障害者アート作品をリース展示、パルシステム神奈川が定期交流を開始


障害者アートの新しい活躍の場「パル・アート」を川崎で展開
生活協同組合パルシステム神奈川は、5月12日(火)と13日(水)の午後、川崎市の配送拠点宮前センターと麻生センターで障害者アートの展示「パル・アート」の披露目会を開催する。作品はリース契約で3カ月ごとに入れ替え、複数のアーティストの個性を紹介しながら、地域住民とともに支援団体と継続的に交流を図るものである。
2つの配送センターが先行導入、地域の居場所として機能
「パル・アート」は2026年3月に新横浜本部で初導入した、障害者の活躍の場創出を目的とするアート作品展示の仕組みだ。県内各拠点での設置を目指し、このたび宮前センターと麻生センターが地域内の支援団体と年間のリース契約を結んだ。両センターは毎月会議室を開放し、健康マージャンなどの居場所づくりイベントを開催している。全13配送センターに先行して導入される。
障害福祉と地域アートを融合させる支援団体との連携
宮前センターと交流する社会福祉法人ともかわさき の生活介護事業所「ひらま」は、「まちかどパラアート展」や「絵画教室アトリエひらま」を開くなど、障害者福祉への接点の有無にかかわらず誰もが共に芸術を楽しむ環境づくりを行っている。アートで人をつなぐため、街中に踏み出し活動する団体であり、宮前センターに展示予定の作品を提供する。

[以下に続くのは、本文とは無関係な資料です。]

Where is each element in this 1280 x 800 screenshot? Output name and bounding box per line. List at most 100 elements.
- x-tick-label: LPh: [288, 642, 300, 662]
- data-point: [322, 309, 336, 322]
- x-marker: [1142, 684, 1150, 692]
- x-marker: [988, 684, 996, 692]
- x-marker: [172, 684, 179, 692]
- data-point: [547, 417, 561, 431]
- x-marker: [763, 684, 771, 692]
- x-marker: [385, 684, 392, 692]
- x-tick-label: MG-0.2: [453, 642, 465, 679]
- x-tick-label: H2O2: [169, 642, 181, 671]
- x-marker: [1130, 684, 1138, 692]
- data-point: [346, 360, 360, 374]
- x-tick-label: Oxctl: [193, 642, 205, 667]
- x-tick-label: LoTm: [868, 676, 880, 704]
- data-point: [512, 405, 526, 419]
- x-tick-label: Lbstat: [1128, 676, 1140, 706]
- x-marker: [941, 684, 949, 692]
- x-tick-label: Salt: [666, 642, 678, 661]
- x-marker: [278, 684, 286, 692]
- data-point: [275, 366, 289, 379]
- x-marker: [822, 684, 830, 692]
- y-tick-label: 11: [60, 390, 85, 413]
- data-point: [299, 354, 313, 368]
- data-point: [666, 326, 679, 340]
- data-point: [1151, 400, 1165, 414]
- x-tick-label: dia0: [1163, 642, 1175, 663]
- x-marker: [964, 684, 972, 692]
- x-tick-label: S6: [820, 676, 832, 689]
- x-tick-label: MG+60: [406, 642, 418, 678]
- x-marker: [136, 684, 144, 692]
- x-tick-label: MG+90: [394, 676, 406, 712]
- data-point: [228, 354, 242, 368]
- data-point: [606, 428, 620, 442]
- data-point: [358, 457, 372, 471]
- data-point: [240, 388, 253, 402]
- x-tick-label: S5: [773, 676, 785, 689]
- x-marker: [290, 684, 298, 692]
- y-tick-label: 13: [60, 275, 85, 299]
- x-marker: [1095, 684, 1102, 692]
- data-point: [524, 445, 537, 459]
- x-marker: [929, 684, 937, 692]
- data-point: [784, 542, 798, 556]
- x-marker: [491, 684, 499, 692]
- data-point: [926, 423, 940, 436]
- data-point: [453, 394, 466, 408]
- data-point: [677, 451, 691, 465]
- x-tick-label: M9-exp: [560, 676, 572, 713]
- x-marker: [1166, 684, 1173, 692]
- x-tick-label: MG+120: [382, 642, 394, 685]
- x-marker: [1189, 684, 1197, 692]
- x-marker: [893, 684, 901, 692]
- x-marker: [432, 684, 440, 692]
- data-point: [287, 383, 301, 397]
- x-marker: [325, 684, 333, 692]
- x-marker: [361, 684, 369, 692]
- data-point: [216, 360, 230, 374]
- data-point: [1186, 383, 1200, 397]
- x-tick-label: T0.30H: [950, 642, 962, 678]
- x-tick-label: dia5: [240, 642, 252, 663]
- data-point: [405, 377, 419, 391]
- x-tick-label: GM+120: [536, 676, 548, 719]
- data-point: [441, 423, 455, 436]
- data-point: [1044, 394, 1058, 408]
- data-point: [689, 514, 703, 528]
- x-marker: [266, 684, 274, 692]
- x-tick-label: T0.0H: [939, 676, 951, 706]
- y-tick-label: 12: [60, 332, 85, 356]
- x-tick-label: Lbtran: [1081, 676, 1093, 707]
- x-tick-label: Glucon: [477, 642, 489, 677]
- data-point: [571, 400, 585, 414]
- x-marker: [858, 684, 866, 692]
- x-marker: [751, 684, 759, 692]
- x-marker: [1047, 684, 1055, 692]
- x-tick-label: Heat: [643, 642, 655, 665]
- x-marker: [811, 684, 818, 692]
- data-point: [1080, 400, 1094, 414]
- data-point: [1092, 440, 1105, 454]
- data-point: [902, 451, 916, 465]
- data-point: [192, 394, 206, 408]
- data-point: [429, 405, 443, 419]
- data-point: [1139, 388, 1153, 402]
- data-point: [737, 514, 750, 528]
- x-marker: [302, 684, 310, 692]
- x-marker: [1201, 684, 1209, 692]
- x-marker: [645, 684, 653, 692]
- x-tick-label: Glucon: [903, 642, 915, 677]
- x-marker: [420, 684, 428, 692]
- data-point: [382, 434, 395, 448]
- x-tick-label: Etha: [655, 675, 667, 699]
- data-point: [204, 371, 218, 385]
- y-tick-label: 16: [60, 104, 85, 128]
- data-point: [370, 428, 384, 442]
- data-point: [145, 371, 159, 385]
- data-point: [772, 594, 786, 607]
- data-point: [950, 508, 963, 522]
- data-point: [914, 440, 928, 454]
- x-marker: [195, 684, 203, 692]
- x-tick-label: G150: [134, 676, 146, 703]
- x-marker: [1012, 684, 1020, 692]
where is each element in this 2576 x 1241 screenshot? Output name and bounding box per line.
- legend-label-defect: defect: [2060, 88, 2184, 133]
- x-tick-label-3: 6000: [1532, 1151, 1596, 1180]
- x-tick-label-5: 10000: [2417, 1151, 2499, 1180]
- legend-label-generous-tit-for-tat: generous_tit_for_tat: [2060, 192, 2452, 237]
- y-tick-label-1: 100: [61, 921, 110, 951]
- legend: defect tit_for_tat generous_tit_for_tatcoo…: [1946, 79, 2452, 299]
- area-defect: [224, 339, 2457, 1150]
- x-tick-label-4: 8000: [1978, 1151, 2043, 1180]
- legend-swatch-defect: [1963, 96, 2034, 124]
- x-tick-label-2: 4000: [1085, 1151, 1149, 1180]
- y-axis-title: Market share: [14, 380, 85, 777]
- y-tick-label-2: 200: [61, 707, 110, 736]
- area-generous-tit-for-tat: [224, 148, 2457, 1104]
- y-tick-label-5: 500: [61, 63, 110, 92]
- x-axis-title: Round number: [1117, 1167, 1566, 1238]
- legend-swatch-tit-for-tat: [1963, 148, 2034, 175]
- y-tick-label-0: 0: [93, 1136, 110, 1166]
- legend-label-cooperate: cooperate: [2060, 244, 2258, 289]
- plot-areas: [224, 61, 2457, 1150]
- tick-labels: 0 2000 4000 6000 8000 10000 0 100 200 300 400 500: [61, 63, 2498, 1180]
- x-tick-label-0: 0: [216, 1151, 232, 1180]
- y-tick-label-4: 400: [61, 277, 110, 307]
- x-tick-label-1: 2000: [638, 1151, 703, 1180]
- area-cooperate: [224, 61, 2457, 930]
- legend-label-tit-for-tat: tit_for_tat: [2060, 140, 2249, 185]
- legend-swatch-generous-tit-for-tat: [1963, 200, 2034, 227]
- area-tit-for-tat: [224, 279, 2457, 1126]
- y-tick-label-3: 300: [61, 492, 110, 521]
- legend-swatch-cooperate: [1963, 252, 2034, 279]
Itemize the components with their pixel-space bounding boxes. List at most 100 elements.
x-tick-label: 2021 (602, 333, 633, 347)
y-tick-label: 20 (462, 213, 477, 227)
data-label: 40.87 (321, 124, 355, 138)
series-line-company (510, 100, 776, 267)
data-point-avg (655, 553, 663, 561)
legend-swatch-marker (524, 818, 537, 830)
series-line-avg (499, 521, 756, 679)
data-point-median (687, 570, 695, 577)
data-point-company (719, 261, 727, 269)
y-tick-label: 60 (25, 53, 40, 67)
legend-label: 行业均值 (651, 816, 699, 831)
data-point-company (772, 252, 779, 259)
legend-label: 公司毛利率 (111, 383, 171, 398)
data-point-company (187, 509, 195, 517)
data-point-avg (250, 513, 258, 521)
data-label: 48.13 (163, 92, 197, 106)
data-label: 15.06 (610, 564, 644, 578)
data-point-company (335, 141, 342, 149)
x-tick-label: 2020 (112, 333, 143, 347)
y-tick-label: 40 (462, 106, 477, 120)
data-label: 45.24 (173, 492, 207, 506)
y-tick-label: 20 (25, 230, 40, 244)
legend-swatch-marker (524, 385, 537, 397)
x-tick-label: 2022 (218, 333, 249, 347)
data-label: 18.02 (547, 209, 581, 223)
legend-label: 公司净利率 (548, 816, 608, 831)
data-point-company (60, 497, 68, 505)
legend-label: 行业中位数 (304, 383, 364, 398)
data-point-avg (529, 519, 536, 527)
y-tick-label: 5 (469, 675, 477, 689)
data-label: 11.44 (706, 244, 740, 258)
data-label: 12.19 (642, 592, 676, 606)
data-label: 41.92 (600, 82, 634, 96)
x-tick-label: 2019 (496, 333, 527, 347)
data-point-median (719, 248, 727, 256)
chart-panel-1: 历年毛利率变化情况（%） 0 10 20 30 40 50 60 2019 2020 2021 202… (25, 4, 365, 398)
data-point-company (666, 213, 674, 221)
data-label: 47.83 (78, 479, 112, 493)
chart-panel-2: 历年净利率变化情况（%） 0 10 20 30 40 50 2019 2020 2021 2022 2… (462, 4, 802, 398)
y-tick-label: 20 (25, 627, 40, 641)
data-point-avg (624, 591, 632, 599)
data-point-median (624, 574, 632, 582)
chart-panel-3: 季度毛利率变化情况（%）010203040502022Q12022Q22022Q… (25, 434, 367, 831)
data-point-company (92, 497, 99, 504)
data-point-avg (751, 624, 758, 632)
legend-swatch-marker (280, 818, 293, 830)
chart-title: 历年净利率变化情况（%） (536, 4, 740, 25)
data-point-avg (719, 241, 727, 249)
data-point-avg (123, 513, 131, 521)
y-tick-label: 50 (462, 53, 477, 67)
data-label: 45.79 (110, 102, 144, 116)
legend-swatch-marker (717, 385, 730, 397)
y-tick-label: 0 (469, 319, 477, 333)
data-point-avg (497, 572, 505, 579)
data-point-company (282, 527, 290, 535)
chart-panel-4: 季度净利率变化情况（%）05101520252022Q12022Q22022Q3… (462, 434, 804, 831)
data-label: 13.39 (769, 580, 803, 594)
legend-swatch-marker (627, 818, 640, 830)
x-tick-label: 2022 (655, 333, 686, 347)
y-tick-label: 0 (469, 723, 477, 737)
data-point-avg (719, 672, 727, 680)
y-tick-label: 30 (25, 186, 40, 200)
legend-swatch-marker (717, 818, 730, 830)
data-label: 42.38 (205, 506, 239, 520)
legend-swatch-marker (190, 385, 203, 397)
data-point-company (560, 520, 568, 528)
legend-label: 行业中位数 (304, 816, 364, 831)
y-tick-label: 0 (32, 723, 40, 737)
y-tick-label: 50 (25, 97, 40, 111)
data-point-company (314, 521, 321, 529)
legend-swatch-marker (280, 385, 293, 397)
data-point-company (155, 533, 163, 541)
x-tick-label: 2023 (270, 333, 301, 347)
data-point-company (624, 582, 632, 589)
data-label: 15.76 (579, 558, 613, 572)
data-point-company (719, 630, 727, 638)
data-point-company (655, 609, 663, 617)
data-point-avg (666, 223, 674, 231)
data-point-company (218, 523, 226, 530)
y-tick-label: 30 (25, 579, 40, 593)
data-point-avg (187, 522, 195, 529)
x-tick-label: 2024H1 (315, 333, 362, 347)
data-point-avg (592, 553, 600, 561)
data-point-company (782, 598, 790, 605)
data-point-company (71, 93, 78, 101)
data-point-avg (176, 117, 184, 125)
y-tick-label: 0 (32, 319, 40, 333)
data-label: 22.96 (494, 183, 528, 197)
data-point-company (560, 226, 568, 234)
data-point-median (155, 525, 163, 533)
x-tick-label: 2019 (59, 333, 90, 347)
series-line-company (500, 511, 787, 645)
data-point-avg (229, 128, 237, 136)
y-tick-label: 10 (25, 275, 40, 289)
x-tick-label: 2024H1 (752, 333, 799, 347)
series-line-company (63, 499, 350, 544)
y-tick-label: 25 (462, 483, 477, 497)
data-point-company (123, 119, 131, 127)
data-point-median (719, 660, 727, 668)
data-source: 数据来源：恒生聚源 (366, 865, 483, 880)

麻生センターと連携するたまふれあいグループが運営する就労支援事業所「たまフレ!」は、障害の特性に合わせて一人ひとりに寄り添いながら、地域に密着した包括的支援をしている。地域交流拠点の窓ガラスにアートを描くなど、アーティストたちが地域で活躍している。
障害者雇用調整金を活用し継続的な仕組みを構築
リース代金は障害者雇用調整金を活用する。パルシステム神奈川は法定雇用率で定める13人を超え、21人の障害のある職員が活躍していることで支給される給付金である。この給付金を資金とし、県内の各事業所を訪れる人たちに「パル・アート」を紹介し、障害者の更なる活躍の仕組みを作っていく。作品の交換時にも調整金を活用し、今後各拠点で契約する支援団体に作業を依頼することで、障害の特性により事業所での定期就労が難しい人も活躍できる新たな仕組みを目指す。
地域資源を生かした竹林間伐材の看板制作
展示コーナーに設置する看板は、宮前センター敷地にある竹林の間伐材で制作された。手がけたのはNPO法人横浜移動サービス協議会が運営する就労継続支援B型事業所のIKIIKIカンパニーの利用者である。地域環境に配慮する生協の活動の一環として、地域資源を活用する形となっている。